The third point is that there is disagreement about the actual value of “equilibrium climate sensitivity”, the long-term amount of temperature increase due to a doubling of atmospheric CO2 levels. Curiously, the article cites estimates by Julia Hargreaves published in 2012, that a cursory search of her website’s publications page has failed to turn up (let me know if you have better luck), as well as “Nic Lewis, an independent climate scientist”, who turns out to be a semiretired financier with a background in math and physics with only one published paper on the subject. It is disappointing that The Economist uses a less-than-credible source like Nic Lewis on par with actual climate scientists. Granted, there may well be disagreement about the actual value, as there should be, but evidence needs to be properly weighted. Call me elitist, but I don’t see how giving equal weight to an amateur scientist with one publication and an expert in the field makes sense. Another source that is mentioned as providing evidence for a lower climate sensitivity is an “unpublished report by the Research Council of Norway, a government-funded body”. If there is one thing that I don’t think should belong to an article about science, it is unpublished reports (that being said there is a recent article by the team behind this research that’s freely accessible). My point here is that not all sources are made equal, and even if peer review does not always guarantee sensible publications, The Economist appears to exhibit a surprising bias in favor of dubious sources.

Another point that I want to make based on my own recent experience with epidemiological models of infectious diseases in Sub-Saharan Africa is that reconciling the predictions of multiple models (or even understanding the sources of the discrepancies between them) is extremely challenging albeit necessary to inform policy decisions (see this article examining the impact of antiretroviral therapy on HIV in South Africa predicted by 12 different models). Nevertheless, if a large fraction of the models predict a particular range of results, the laws of probability suggest that the correct answer is within that range even when several new models appear to give predictions outside that range. Of course, the really hard decision that needs to be made is on the policy level, which in the case of climate change largely falls into the buckets of “mitigation”, meaning a significant reduction in CO2 emissions, and “adaptation”, meaning adjustment to the change in climate, which would make sense if that change were less severe. If I know little about climate science, I know even less about policy, but in this case I tend to agree with William Nordhaus of Yale University, quoted in this article as supporting drastic interventions as a sort of disaster insurance protecting humanity against fairly unlikely events with catastrophic consequences.

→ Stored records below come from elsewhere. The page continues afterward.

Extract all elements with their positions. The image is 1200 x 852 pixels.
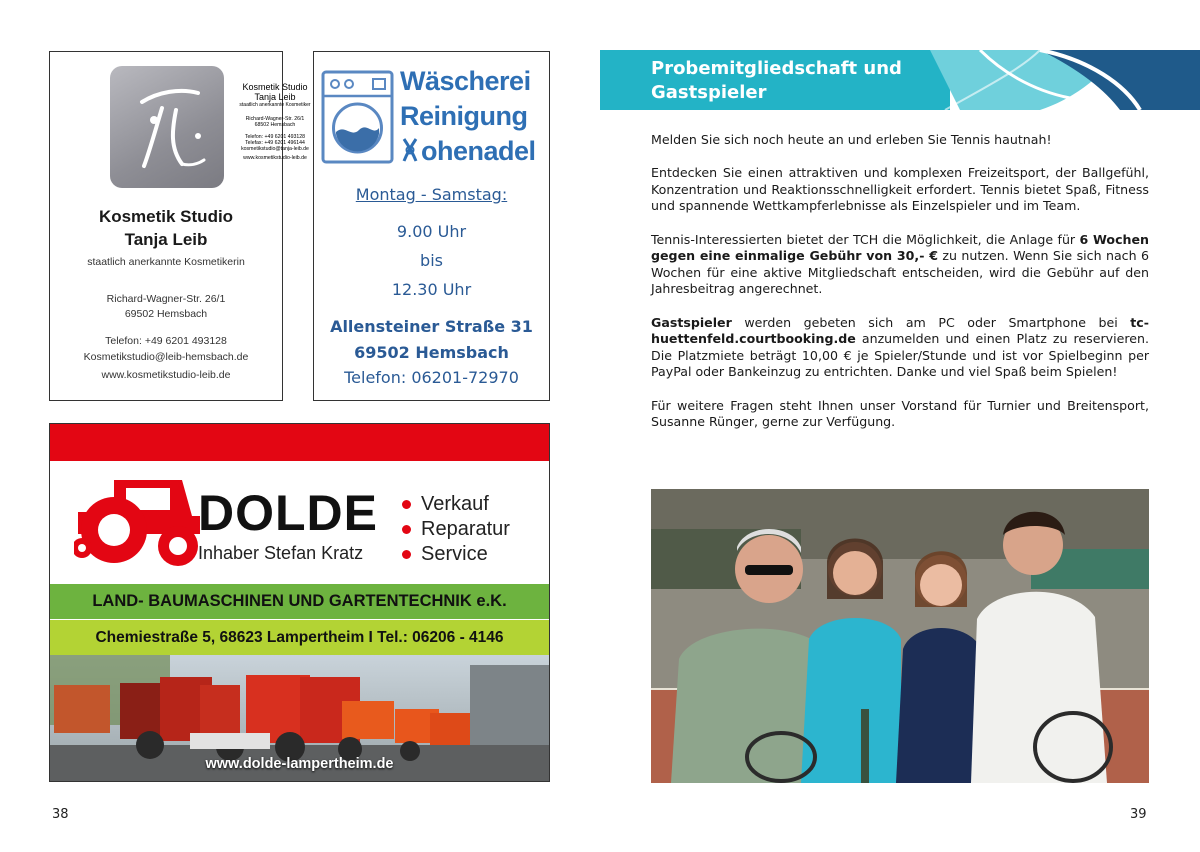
dolde-name: DOLDE <box>198 485 378 541</box>
paragraph-trial-a: Tennis-Interessierten bietet der TCH die Möglichkeit, die Anlage für <box>651 231 1080 247</box>
page-title <box>651 57 902 105</box>
card-email: kosmetikstudio@tanja-leib.de <box>241 146 309 153</box>
kosmetik-phone: Telefon: +49 6201 493128 <box>105 335 227 347</box>
dolde-service-item <box>402 542 510 567</box>
page-number-left: 38 <box>52 807 69 822</box>
clothespin-icon <box>400 137 420 170</box>
card-fax: Telefax: +49 6201 496144 <box>245 140 305 147</box>
waescherei-logo-line2: Reinigung <box>400 101 528 131</box>
card-street: Richard-Wagner-Str. 26/1 <box>245 116 305 123</box>
dolde-owner: Inhaber Stefan Kratz <box>198 543 364 563</box>
kosmetik-street: Richard-Wagner-Str. 26/1 <box>106 293 226 305</box>
ad-dolde <box>49 423 550 782</box>
dolde-tagline: LAND- BAUMASCHINEN UND GARTENTECHNIK e.K. <box>92 592 507 610</box>
kosmetik-name-line1: Kosmetik Studio <box>98 207 234 226</box>
kosmetik-contact <box>50 334 282 384</box>
page-title-line2: Gastspieler <box>651 82 767 103</box>
card-phone: Telefon: +49 6201 493128 <box>244 134 306 141</box>
ad-waescherei <box>313 51 550 401</box>
bullet-icon <box>402 500 411 509</box>
waescherei-logo-line3-text: ohenadel <box>421 136 536 166</box>
waescherei-hours-from: 9.00 Uhr <box>396 222 467 241</box>
card-city: 68502 Hemsbach <box>254 122 296 129</box>
paragraph-sport: Entdecken Sie einen attraktiven und komplexen Freizeitsport, der Ballgefühl, Konzentration und Reaktionsschnelligkeit erfordert. Tennis bietet Spaß, Fitness und spannende Wettkampferlebnisse als Einzelspieler und im Team. <box>651 165 1149 214</box>
paragraph-guests-bold: Gastspieler <box>651 314 732 330</box>
waescherei-hours-sep: bis <box>420 251 443 270</box>
dolde-services <box>402 492 510 567</box>
kosmetik-subtitle: staatlich anerkannte Kosmetikerin <box>87 256 245 268</box>
waescherei-hours-to: 12.30 Uhr <box>391 280 472 299</box>
dolde-url: www.dolde-lampertheim.de <box>205 756 394 772</box>
paragraph-trial-bold: 6 Wochen gegen eine einmalige Gebühr von 30,- € <box>651 231 1150 264</box>
dolde-red-bar <box>50 424 549 461</box>
kosmetik-logo-icon <box>110 66 224 188</box>
ad-kosmetik-studio <box>49 51 311 401</box>
booking-link[interactable]: tc-huettenfeld.courtbooking.de <box>651 314 1149 347</box>
page-number-right: 39 <box>1130 807 1147 822</box>
dolde-service-label: Verkauf <box>421 493 489 515</box>
bullet-icon <box>402 550 411 559</box>
kosmetik-address <box>50 292 282 322</box>
dolde-address: Chemiestraße 5, 68623 Lampertheim I Tel.: 06206 - 4146 <box>95 629 504 646</box>
card-web: www.kosmetikstudio-leib.de <box>243 155 307 162</box>
waescherei-city: 69502 Hemsbach <box>354 343 509 362</box>
waescherei-phone: Telefon: 06201-72970 <box>344 368 519 387</box>
kosmetik-web: www.kosmetikstudio-leib.de <box>101 369 231 381</box>
kosmetik-city: 69502 Hemsbach <box>124 308 208 320</box>
dolde-service-label: Service <box>421 543 488 565</box>
kosmetik-business-card <box>233 82 317 192</box>
paragraph-trial <box>651 232 1149 298</box>
paragraph-guests-b: anzumelden und einen Platz zu reservieren. Die Platzmiete beträgt 10,00 € je Spieler/Stunde und ist vor Spielbeginn per PayPal oder Bankeinzug zu entrichten. Danke und viel Spaß beim Spielen! <box>651 331 1149 380</box>
paragraph-guests-a: werden gebeten sich am PC oder Smartphone bei <box>731 314 1131 330</box>
dolde-service-label: Reparatur <box>421 518 510 540</box>
kosmetik-name-line2: Tanja Leib <box>124 230 208 249</box>
page-title-line1: Probemitgliedschaft und <box>651 58 902 79</box>
kosmetik-email: Kosmetikstudio@leib-hemsbach.de <box>83 350 249 363</box>
bullet-icon <box>402 525 411 534</box>
kosmetik-name <box>50 205 282 251</box>
paragraph-trial-b: zu nutzen. Wenn Sie sich nach 6 Wochen für eine aktive Mitgliedschaft entscheiden, wird die Gebühr auf den Jahresbeitrag angerechnet. <box>651 248 1149 297</box>
card-name-line2: Tanja Leib <box>254 92 296 103</box>
waescherei-logo-line3 <box>400 136 536 170</box>
waescherei-hours-label: Montag - Samstag: <box>355 185 508 204</box>
card-subtitle: staatlich anerkannte Kosmetiker <box>239 101 311 108</box>
washing-machine-icon <box>321 70 394 164</box>
tennis-group-photo <box>651 489 1149 783</box>
waescherei-logo-line1: Wäscherei <box>400 66 531 96</box>
paragraph-intro: Melden Sie sich noch heute an und erleben Sie Tennis hautnah! <box>651 132 1052 147</box>
dolde-service-item <box>402 517 510 542</box>
paragraph-guests <box>651 315 1149 381</box>
article-body <box>651 132 1149 447</box>
paragraph-contact: Für weitere Fragen steht Ihnen unser Vorstand für Turnier und Breitensport, Susanne Rünger, gerne zur Verfügung. <box>651 397 1149 430</box>
card-name-line1: Kosmetik Studio <box>242 82 308 92</box>
waescherei-street: Allensteiner Straße 31 <box>330 317 533 336</box>
dolde-service-item <box>402 492 510 517</box>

In conclusion, The Economist does an excellent job of describing the scientific challenges of modeling climate in simple terms, but appears to overestimate or overstate the disagreement between different models, partly based on its use of less-than-credible sources. It also highlights the difficulty of taking a scientific conclusion and translating it into policy. But it seems to be missing some fundamental points about models by evaluating them purely based on their agreement with observations. Furthermore, it is misleading in suggesting that newer models may be more accurate than older ones, when they actually seem to be based on a less detailed, rather than more detailed, representation of the system in question. I hope that, by educating the general public about the development and use of mathematical models, as well as the conclusions that can and cannot be drawn from their results, we mathematicians and scientists may one day help it reach a level of understanding that will make such articles superfluous.